En 1750 comenzó la revolución industrial y con ella el lento declive de la agricultura como primera fuente de riqueza para la humanidad. En 1776 el filósofo moral escocés Adam Smith publico La Riqueza de las Naciones y creó una teoría muy práctica: el interés particular de los individuos, en un mercado libre, crea riqueza y bienestar para las sociedades. Rápidamente se descubrió la necesidad de poner límites y reglas a esta «energía egoísta» y así, con continuas adaptaciones, el capitalismo ha continuado creando bienestar. Ahora está mutando a un capitalismo más, mucho más consciente… o eso esperamos de un sistema inteligente que se adapta, y del liberalismo que lo sustenta.
La desigualdad social, el cambio climático y la preservación de la democracia y las libertades requieren de un capitalismo más consciente donde los requerimientos de lucro y retorno para los accionistas se equilibren con otros factores.

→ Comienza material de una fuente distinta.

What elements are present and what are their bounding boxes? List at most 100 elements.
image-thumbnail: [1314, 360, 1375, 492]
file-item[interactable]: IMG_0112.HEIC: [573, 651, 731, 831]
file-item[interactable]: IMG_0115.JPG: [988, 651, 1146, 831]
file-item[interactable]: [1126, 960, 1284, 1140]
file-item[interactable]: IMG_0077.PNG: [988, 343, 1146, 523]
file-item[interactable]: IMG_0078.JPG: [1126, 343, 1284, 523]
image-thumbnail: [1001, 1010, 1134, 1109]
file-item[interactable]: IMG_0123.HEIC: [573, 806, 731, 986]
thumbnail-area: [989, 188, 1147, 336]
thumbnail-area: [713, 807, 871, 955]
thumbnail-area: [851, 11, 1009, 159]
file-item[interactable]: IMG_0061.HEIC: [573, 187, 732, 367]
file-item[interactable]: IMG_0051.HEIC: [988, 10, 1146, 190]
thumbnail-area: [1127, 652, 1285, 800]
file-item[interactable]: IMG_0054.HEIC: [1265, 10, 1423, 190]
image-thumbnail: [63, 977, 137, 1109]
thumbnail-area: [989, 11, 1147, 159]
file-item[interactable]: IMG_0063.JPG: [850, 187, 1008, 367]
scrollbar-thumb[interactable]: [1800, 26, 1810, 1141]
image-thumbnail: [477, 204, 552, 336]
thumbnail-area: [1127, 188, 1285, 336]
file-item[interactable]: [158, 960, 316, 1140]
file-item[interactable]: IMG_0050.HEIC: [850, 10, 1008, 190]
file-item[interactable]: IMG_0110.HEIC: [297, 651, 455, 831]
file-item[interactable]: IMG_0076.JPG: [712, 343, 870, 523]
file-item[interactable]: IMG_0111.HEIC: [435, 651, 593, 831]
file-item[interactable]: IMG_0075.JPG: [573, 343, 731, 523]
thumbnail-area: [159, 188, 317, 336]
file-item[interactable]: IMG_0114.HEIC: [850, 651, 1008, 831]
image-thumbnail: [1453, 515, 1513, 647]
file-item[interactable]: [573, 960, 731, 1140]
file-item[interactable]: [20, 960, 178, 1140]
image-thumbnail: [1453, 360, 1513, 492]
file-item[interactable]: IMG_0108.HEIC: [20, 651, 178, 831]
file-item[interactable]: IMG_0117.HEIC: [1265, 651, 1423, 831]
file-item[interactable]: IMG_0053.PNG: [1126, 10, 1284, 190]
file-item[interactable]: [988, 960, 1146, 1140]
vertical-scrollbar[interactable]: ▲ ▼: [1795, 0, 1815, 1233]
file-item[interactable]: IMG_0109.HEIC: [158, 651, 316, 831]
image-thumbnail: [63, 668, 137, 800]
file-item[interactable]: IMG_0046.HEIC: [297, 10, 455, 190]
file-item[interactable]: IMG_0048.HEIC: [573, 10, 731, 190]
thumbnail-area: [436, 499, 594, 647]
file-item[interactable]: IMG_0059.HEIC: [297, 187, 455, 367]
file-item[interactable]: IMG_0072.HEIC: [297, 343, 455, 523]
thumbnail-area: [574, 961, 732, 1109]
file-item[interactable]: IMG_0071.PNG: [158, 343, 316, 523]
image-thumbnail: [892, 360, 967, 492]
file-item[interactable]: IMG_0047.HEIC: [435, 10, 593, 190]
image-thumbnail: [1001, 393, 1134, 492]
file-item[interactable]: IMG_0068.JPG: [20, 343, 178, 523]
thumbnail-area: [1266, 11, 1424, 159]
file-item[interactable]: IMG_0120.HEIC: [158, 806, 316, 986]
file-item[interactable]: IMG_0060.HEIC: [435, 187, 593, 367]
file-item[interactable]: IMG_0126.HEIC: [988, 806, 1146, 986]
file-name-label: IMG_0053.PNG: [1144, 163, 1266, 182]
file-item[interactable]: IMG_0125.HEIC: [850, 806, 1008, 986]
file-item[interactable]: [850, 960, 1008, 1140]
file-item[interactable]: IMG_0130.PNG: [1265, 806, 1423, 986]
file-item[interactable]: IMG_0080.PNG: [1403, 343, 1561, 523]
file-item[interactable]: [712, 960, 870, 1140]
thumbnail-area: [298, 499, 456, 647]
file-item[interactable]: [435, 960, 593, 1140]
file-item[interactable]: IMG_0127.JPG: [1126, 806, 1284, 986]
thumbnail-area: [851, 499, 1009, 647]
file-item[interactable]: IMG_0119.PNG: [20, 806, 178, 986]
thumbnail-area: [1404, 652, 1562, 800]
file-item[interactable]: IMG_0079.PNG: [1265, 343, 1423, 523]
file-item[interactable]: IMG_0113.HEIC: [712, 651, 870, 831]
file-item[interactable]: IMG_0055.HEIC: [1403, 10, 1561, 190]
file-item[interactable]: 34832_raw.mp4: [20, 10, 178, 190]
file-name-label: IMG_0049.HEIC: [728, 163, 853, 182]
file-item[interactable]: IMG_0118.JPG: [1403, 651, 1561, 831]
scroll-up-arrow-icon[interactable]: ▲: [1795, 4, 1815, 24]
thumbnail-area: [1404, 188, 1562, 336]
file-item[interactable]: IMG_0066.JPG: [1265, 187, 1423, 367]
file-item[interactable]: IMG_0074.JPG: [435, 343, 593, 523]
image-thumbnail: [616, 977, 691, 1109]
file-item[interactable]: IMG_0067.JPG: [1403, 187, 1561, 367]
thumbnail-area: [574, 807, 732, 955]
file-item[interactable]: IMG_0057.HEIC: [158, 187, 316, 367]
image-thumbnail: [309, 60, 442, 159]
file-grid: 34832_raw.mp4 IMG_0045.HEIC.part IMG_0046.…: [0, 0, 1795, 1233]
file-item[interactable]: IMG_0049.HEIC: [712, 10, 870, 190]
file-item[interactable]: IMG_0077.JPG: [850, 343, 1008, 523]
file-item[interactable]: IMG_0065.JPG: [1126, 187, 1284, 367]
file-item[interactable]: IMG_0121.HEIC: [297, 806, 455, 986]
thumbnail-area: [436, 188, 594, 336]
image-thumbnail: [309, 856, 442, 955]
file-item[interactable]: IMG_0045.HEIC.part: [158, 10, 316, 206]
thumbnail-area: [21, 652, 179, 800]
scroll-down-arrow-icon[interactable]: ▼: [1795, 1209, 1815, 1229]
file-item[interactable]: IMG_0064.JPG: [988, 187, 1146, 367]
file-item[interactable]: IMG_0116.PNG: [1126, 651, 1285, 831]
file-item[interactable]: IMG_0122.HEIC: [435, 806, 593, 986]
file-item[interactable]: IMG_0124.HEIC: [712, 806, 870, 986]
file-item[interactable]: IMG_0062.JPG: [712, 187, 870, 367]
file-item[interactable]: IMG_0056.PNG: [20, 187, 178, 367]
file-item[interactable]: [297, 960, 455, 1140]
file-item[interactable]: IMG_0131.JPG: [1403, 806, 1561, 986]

En 1776 la Declaración de Independencia de los Estados Unidos instituyó como eje vertebrador de un país la libertad personal: religiosa, política y económica. Adam Smith también había publicado en 1759 La Teoría de los Sentimientos Morales, en la que reflejó que la empatía o simpatía, la disposición de las personas para cuidar de los demás —más allá de su interés particular— son el motor de la sociedad.
Y en esto que el directivo profesional (el gran invento del capitalismo, ese diseño organizativo de probada eficacia para gestionar recursos y conseguir resultados) ha permanecido hasta hoy sin un colegio profesional, sin una legislación ad hoc o sin una deontología profesional específica. ¡Es fascinante! Economistas, abogados, psicólogos, ingenieros, farmacéuticos, etc. Todos tienen su colegio, una regulación sobre requisitos de acceso y normas de funcionamiento profesional. Los directivos no.
No expreso con esta observación ningún afán de burocratizar, formalizar o regular el acceso a esta noble profesión. Sí de indicar una anomalía que arrastramos en estos casi 100 años de vigencia de la profesión:
El poder que una organización cede a un puesto directivo puede ser enorme: gestión de recursos, toma de decisiones, orientación estratégica, alianzas o rupturas, selección, promoción, degradación o despido de personas…
Puede que en muchas ocasiones, el rol directivo requiera una madurez y competencia profesional muy superior a la madurez personal de la persona que lo habita o desempeña. Sobre todo cuando los criterios principales para designar al directivo son la capacidad para obtener resultados, sus conocimientos o la experiencia aportada. Estamos de acuerdo, ¿verdad?
Ahora bien, en general, la madurez personal, la serenidad, la integridad y la coherencia, son aspectos indispensables —¡críticos!— para habitar el rol profesional con solidez y con un buen impacto en la organización y en las personas.
¿Cuántas veces hemos visto en roles importantes a personas poco cultivadas, con déficit de integridad personal, o claramente inmaduras y neuróticas? En estos casos este poder les viene grande, y pueden causar un impacto terrible en las vidas de otras personas, en la atracción y retención del talento, o en la energía de las personas para aportar su creatividad o cooperación en la organización. Creo que lo que señalo entronca este tópico tan extendido:
¡Los empleados se van de los jefes, no de las empresas!
Reconozcámoslo, sin una buena comprensión de la naturaleza humana, sin un proceso de crecimiento y autorrealización personal paralelos al desarrollo de las competencias directivas seguiremos teniendo este síndrome. Es necesario este desarrollo para tener, como insistía Stephen Covey, directivos eficaces en las cosas y efectivos con las personas.
El camino de desarrollo del liderazgo, comenzando por el autoliderazgo personal (el proceso de liderarse a sí mismo) es un modo sólido y efectivo de equilibrar los aspectos que señalo. Marca ética, capitalismo consciente, gestión del talento, y: ¿Para cuando la extensión, la concienciación sobre la necesidad de invertir en el desarrollo integral de nuestros directivos? ¿A qué esperamos, a que esto lo pongan ellos y lo traigan de casa?
Muchas empresas ya son conscientes de esto e invierten mucho en ayudar a desarrollarse a sus directivos y mandos intermedios. Creo que más que un colegio profesional o un código deontológico, este camino es más práctico y rápido para lograr directivos que además de tener fortalezas en sus competencias, tengan fortalezas de carácter.
¡El carácter, la intención positiva, la integridad y la coherencia, junto a las competencias profesionales de capacidad y resultados forma un conjunto formidable!
¿Qué piensas querido lector/a?
Salud y aprecio para todos, Joaquín Marí.